Ambuja Cements Ltd
(BSE Code: 500425) (CMP: Rs.282.25) (FV: Rs.2) (TGT: Rs.345+)
Ambuja Cements Ltd (ACL) is a holding company engaged in the manufacture of clinkers, cement and related products. It offers a range of products to the business to business (B2B) and retail markets. Its product, Ambuja plus Roof Special, is suited for constructing roofs and slabs. It also offers to install rooftop rainwater harvesting technology. Its products also include Ambuja Powercem, which caters the ready-mix (RMX) sector; Ambuja Railcem, which is designed for railways; and Ambuja Buildcem, which serves the requirements of the mass housing segment. It also co-owns two brands in the micro materials category – i) Alccofine, which includes a range of micro slag materials; and ii) Dirk Pozzocrete, which includes superfine fly ash. Alccofine Micro Materials are used in construction projects such as metro rail, dams, roads, flyovers, bridges and tunnels.

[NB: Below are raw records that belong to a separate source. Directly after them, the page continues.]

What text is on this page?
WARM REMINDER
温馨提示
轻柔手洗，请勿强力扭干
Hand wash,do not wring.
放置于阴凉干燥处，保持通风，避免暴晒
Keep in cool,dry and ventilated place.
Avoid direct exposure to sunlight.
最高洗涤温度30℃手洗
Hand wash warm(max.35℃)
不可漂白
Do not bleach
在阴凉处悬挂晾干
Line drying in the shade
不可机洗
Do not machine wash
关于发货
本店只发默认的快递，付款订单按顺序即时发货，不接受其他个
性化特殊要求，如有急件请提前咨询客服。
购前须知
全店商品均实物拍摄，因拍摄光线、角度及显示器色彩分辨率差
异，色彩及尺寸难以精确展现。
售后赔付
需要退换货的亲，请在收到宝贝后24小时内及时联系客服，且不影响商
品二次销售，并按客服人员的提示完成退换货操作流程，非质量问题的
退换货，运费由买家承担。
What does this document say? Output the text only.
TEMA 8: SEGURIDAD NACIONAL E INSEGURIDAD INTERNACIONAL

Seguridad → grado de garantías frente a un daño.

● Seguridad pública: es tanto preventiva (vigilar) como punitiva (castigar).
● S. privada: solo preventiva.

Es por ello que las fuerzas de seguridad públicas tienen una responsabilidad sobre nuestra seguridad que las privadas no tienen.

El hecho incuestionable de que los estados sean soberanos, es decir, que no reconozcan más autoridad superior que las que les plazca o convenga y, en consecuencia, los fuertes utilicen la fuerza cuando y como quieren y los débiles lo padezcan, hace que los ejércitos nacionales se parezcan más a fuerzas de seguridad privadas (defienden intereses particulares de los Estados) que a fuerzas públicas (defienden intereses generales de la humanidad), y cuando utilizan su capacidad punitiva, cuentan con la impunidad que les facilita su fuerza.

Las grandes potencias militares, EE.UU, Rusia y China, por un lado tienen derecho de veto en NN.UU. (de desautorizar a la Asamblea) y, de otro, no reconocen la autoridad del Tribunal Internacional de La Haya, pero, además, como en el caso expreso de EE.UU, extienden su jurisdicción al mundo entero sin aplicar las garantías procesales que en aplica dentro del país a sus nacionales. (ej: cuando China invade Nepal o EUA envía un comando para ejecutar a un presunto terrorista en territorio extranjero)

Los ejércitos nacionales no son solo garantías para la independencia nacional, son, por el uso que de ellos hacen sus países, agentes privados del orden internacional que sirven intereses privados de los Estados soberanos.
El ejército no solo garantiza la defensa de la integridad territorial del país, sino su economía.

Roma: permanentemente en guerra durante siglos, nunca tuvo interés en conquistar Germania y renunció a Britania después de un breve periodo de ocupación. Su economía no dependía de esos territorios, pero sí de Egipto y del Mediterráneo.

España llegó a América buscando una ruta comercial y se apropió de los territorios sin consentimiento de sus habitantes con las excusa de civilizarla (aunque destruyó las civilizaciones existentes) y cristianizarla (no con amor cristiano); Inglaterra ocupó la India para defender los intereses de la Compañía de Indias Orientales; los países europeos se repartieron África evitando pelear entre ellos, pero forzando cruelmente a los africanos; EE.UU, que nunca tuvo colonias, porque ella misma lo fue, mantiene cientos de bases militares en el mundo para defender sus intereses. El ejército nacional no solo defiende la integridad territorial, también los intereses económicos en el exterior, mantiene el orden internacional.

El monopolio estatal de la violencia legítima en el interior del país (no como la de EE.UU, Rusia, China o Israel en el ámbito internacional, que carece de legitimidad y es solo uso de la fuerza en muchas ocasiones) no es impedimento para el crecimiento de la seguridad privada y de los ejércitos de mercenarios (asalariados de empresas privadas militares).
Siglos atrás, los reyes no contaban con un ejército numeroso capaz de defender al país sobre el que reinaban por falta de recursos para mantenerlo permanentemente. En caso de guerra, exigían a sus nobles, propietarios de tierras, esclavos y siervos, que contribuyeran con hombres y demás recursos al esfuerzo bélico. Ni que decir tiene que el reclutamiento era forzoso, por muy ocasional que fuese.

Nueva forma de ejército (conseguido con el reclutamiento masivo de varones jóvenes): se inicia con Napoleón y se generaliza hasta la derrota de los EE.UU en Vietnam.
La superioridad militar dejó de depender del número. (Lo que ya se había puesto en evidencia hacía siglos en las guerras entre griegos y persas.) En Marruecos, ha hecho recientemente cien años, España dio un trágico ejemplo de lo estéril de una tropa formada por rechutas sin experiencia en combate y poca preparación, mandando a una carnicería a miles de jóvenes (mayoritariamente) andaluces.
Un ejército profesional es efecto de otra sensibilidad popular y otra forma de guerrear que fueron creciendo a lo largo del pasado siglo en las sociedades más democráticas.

ACL’s EBITDA grew 15% YoY to Rs.3.54 bn translating into a margin of 15.3% (-7.5 pp QoQ, flat YoY). EBITDA/tonne rose 5% YoY to Rs.706, but fell by Rs.367 QoQ due to a 43% QoQ rise in raw material cost/tonne due to higher prices of flyash and the kiln shutdown of the Bhattapara unit. Power and fuel cost/tonne rose 4% QoQ due to higher prices of petcoke and fuel. Other expenses declined 6% YoY due to the reversal of DMF charges of Rs.446 mn in the quarter. PAT grew 10% YoY to Rs.2.7 bn.

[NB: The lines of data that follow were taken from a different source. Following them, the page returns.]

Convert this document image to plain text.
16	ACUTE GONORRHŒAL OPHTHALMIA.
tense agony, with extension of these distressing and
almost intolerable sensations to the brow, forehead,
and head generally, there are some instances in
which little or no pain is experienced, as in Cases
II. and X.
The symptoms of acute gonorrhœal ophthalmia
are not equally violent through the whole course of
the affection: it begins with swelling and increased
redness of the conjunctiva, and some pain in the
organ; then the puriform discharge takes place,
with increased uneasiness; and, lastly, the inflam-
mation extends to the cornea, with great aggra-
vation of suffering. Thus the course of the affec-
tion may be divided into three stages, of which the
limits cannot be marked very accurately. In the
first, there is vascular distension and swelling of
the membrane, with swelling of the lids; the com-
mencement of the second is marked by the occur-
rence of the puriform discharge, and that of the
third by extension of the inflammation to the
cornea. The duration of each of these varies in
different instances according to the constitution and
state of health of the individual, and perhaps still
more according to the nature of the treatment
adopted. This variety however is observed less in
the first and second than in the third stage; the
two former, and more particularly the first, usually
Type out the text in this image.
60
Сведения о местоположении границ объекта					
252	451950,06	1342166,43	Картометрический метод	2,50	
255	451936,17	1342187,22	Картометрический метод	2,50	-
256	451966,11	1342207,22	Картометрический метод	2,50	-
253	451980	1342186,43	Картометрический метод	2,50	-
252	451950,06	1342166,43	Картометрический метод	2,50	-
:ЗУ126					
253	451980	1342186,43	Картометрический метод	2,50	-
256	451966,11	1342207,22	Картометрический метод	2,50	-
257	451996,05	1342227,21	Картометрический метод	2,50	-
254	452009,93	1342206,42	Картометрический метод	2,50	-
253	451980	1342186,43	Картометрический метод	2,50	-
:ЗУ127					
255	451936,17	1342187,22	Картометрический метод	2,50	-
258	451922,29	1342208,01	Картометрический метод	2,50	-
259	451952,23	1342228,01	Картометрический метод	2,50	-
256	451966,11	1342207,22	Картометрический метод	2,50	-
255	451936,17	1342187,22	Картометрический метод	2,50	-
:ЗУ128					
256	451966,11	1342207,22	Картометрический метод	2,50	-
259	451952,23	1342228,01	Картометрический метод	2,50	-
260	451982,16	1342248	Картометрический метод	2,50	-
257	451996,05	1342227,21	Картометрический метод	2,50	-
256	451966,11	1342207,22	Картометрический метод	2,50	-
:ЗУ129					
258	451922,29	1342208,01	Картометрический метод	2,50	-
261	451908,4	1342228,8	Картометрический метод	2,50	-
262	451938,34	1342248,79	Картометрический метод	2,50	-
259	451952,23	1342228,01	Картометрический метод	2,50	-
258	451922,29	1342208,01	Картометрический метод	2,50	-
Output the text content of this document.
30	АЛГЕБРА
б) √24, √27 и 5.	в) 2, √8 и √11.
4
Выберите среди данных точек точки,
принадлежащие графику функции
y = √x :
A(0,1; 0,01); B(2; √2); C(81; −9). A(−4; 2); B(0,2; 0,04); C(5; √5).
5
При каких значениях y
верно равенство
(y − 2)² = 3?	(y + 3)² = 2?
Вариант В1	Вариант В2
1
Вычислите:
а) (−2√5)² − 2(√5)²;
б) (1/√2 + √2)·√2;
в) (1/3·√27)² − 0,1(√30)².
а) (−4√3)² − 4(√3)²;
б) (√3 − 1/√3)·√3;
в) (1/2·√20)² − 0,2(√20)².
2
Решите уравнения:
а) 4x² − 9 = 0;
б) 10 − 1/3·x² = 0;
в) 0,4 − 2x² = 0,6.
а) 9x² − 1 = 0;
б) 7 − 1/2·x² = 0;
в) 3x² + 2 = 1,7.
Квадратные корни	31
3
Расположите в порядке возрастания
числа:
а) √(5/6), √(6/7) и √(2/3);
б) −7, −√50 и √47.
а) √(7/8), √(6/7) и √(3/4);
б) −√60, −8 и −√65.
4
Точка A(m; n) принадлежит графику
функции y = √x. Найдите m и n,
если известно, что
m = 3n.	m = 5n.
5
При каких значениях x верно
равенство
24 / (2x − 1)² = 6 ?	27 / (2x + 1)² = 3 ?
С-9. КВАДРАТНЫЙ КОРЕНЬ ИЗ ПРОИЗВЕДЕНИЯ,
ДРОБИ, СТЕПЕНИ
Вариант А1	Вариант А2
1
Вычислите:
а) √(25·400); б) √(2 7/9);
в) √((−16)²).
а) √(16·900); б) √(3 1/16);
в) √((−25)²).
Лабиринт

ACL plans to add 1.7 MMT of clinker capacity by end CY19. The associated grinding capacity is likely to be added beyond CY20, which will keep its volume growth under check in the medium-term. Volumes grew 10% YoY to 5.02 MMT led by a favorable base. Q3CY17 standalone revenue of Rs.23.2 bn (+15% YoY) marginally exceeded our estimate of Rs.22.9 bn, led by realizations of Rs.4621, which were up 5% YoY, but lower by 2% QoQ on weak pricing in the northern markets. Also, realizations were lower upto Rs.75/tonne in Q3CY17, as VAT incentive of Rs.380 mn was not recognized. ACL’s RoE/RoCE profile is likely to remain subdued at sub 10% even after factoring in the benefits from an improvement in industry pricing. We expect ACL to lose market share due to capacity constraints over the next 2-3 years as peers like Ultratech and Shree Cement are adding capacity by over 25% by way of organic growth or acquisitions.

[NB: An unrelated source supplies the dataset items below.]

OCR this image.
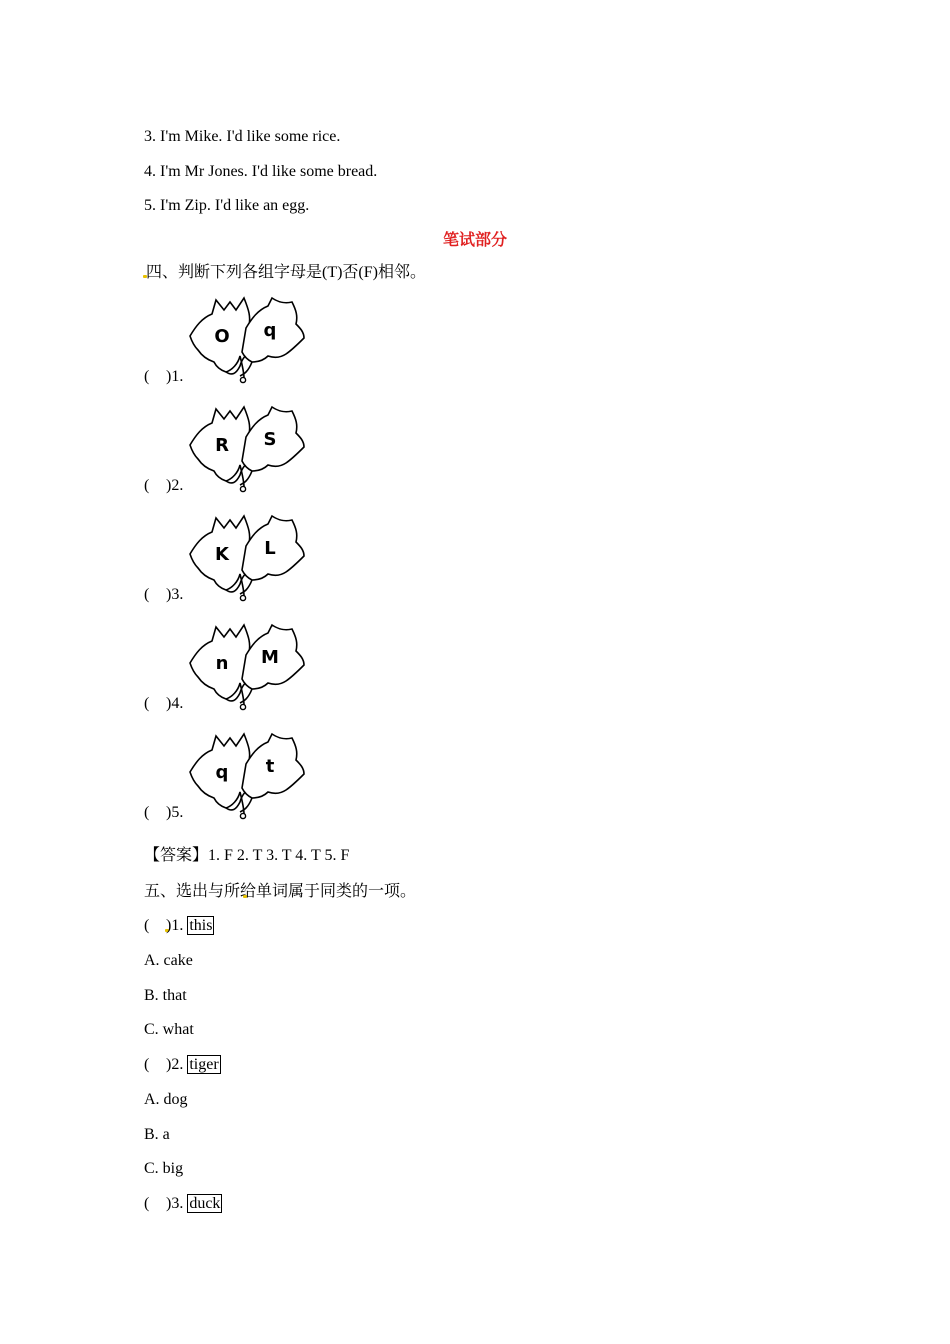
3. I'm Mike. I'd like some rice.
4. I'm Mr Jones. I'd like some bread.
5. I'm Zip. I'd like an egg.
笔试部分
四、判断下列各组字母是(T)否(F)相邻。
O q
( )1.
R S
( )2.
K L
( )3.
n M
( )4.
q t
( )5.
【答案】1. F 2. T 3. T 4. T 5. F
五、选出与所给单词属于同类的一项。
( )1. this
A. cake
B. that
C. what
( )2. tiger
A. dog
B. a
C. big
( )3. duck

Technical Outlook: The ACL stock looks very good on the daily chart for medium-term investment. The stock is moving in the trading range of Rs.260-290. A close above Rs.300 with volumes will lead the rally to Rs.350 on the daily chart. The stock trades above all important DMA levels on the daily chart.
Start accumulating at this level of Rs.282.25 and on dips to Rs.262 for medium-to-long-term investment and a possible price target of Rs.345+ in the next 12 months.